Slurm Energy Accounting Plugin API (AcctGatherEnergyType)

Overview

This document describes Slurm's energy accounting plugins and the API that defines them. It is intended as a resource to programmers wishing to write their own Slurm energy accounting plugins.

Slurm energy accounting plugins must conform to the Slurm Plugin API with the following specifications:

const char plugin_name[]="full text name"

A free-formatted ASCII text string that identifies the plugin.
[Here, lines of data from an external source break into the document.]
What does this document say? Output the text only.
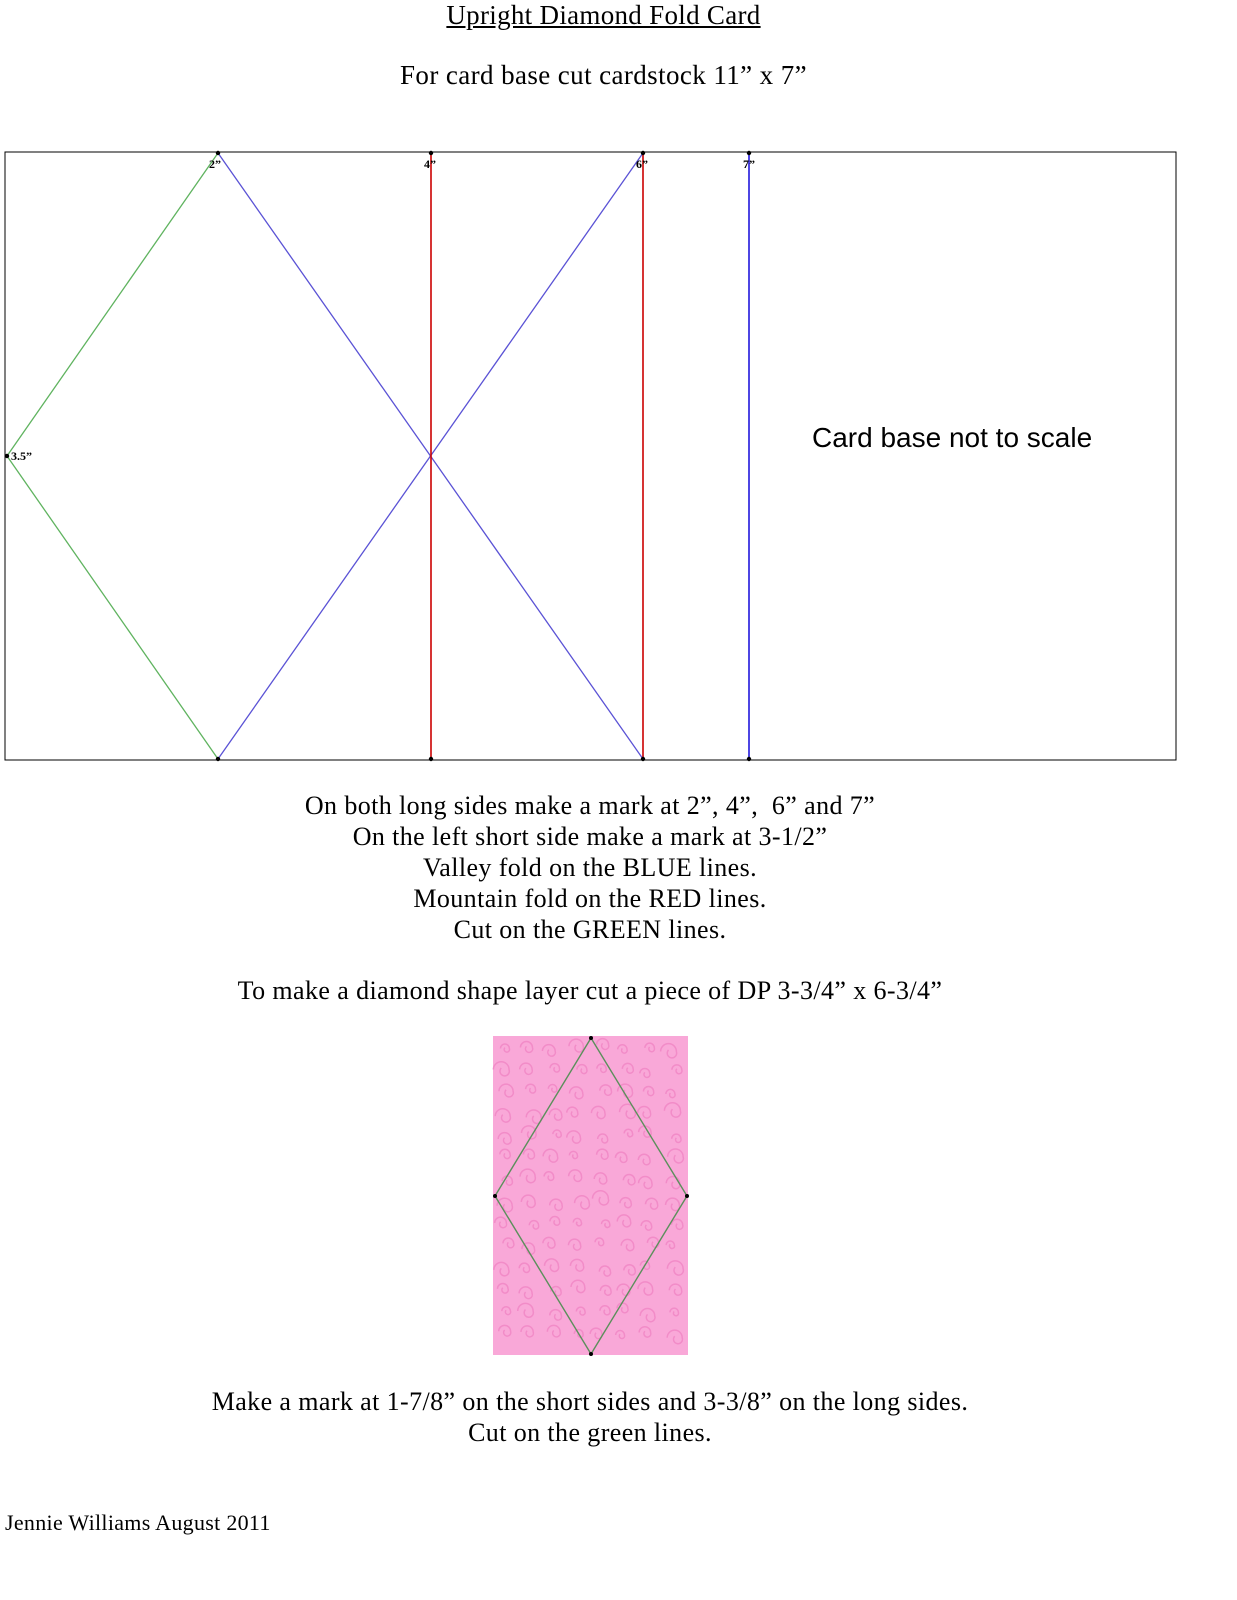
Upright Diamond Fold Card
For card base cut cardstock 11” x 7”
2”	4”	6”	7”
3.5”
Card base not to scale
On both long sides make a mark at 2”, 4”,  6” and 7”
On the left short side make a mark at 3-1/2”
Valley fold on the BLUE lines.
Mountain fold on the RED lines.
Cut on the GREEN lines.
To make a diamond shape layer cut a piece of DP 3-3/4” x 6-3/4”
Make a mark at 1-7/8” on the short sides and 3-3/8” on the long sides.
Cut on the green lines.
Jennie Williams August 2011
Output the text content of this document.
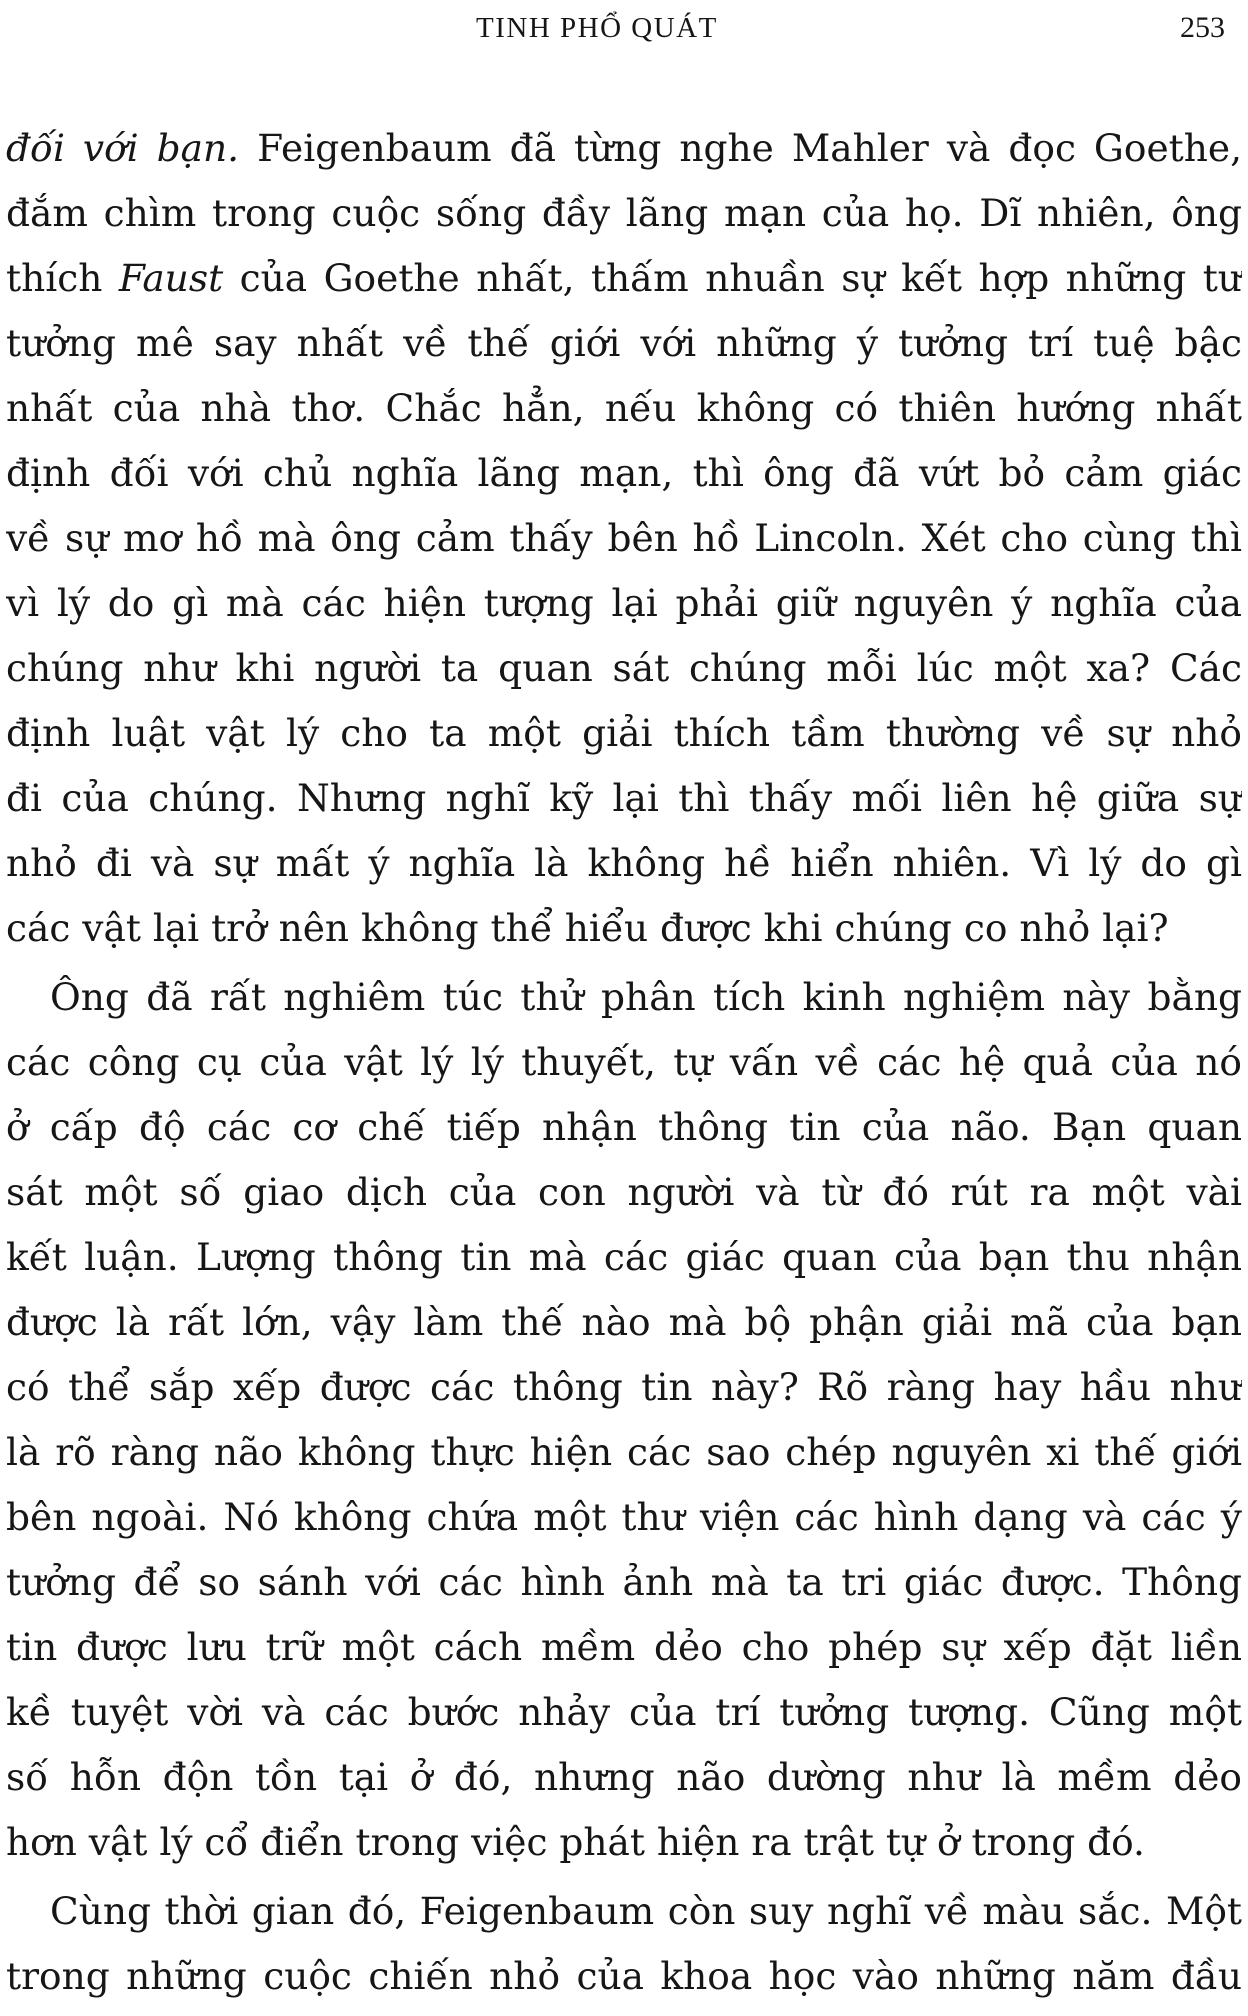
TINH PHỔ QUÁT	253
đối với bạn. Feigenbaum đã từng nghe Mahler và đọc Goethe,
đắm chìm trong cuộc sống đầy lãng mạn của họ. Dĩ nhiên, ông
thích Faust của Goethe nhất, thấm nhuần sự kết hợp những tư
tưởng mê say nhất về thế giới với những ý tưởng trí tuệ bậc
nhất của nhà thơ. Chắc hẳn, nếu không có thiên hướng nhất
định đối với chủ nghĩa lãng mạn, thì ông đã vứt bỏ cảm giác
về sự mơ hồ mà ông cảm thấy bên hồ Lincoln. Xét cho cùng thì
vì lý do gì mà các hiện tượng lại phải giữ nguyên ý nghĩa của
chúng như khi người ta quan sát chúng mỗi lúc một xa? Các
định luật vật lý cho ta một giải thích tầm thường về sự nhỏ
đi của chúng. Nhưng nghĩ kỹ lại thì thấy mối liên hệ giữa sự
nhỏ đi và sự mất ý nghĩa là không hề hiển nhiên. Vì lý do gì
các vật lại trở nên không thể hiểu được khi chúng co nhỏ lại?
Ông đã rất nghiêm túc thử phân tích kinh nghiệm này bằng
các công cụ của vật lý lý thuyết, tự vấn về các hệ quả của nó
ở cấp độ các cơ chế tiếp nhận thông tin của não. Bạn quan
sát một số giao dịch của con người và từ đó rút ra một vài
kết luận. Lượng thông tin mà các giác quan của bạn thu nhận
được là rất lớn, vậy làm thế nào mà bộ phận giải mã của bạn
có thể sắp xếp được các thông tin này? Rõ ràng hay hầu như
là rõ ràng não không thực hiện các sao chép nguyên xi thế giới
bên ngoài. Nó không chứa một thư viện các hình dạng và các ý
tưởng để so sánh với các hình ảnh mà ta tri giác được. Thông
tin được lưu trữ một cách mềm dẻo cho phép sự xếp đặt liền
kề tuyệt vời và các bước nhảy của trí tưởng tượng. Cũng một
số hỗn độn tồn tại ở đó, nhưng não dường như là mềm dẻo
hơn vật lý cổ điển trong việc phát hiện ra trật tự ở trong đó.
Cùng thời gian đó, Feigenbaum còn suy nghĩ về màu sắc. Một
trong những cuộc chiến nhỏ của khoa học vào những năm đầu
const char plugin_type[]="major/minor"

The major type must be "acct_gather_energy." The minor type can be any suitable name for the type of energy accounting. We currently use

  • none — No energy consumption data is provided.
  • ipmi — Gets energy consumption data from the BMC (Baseboard Management Controller) using the
  • pm_counters — Energy consumption data is collected from the Baseboard Management Controller (BMC) for HPE Cray systems. IPMI (Intelligent Platform Management Interface) tool.
  • rapl — Gets energy consumption data from hardware sensors on each core/socket, using RAPL (Running Average Power Limit) sensors. Note that enabling RAPL may require the execution of the command "sudo modprobe msr".
  • xcc — Gets energy consumption data from the Lenovo ThinkSystem SD650 XClarity Controller (XCC) using IPMI OEM raw commands.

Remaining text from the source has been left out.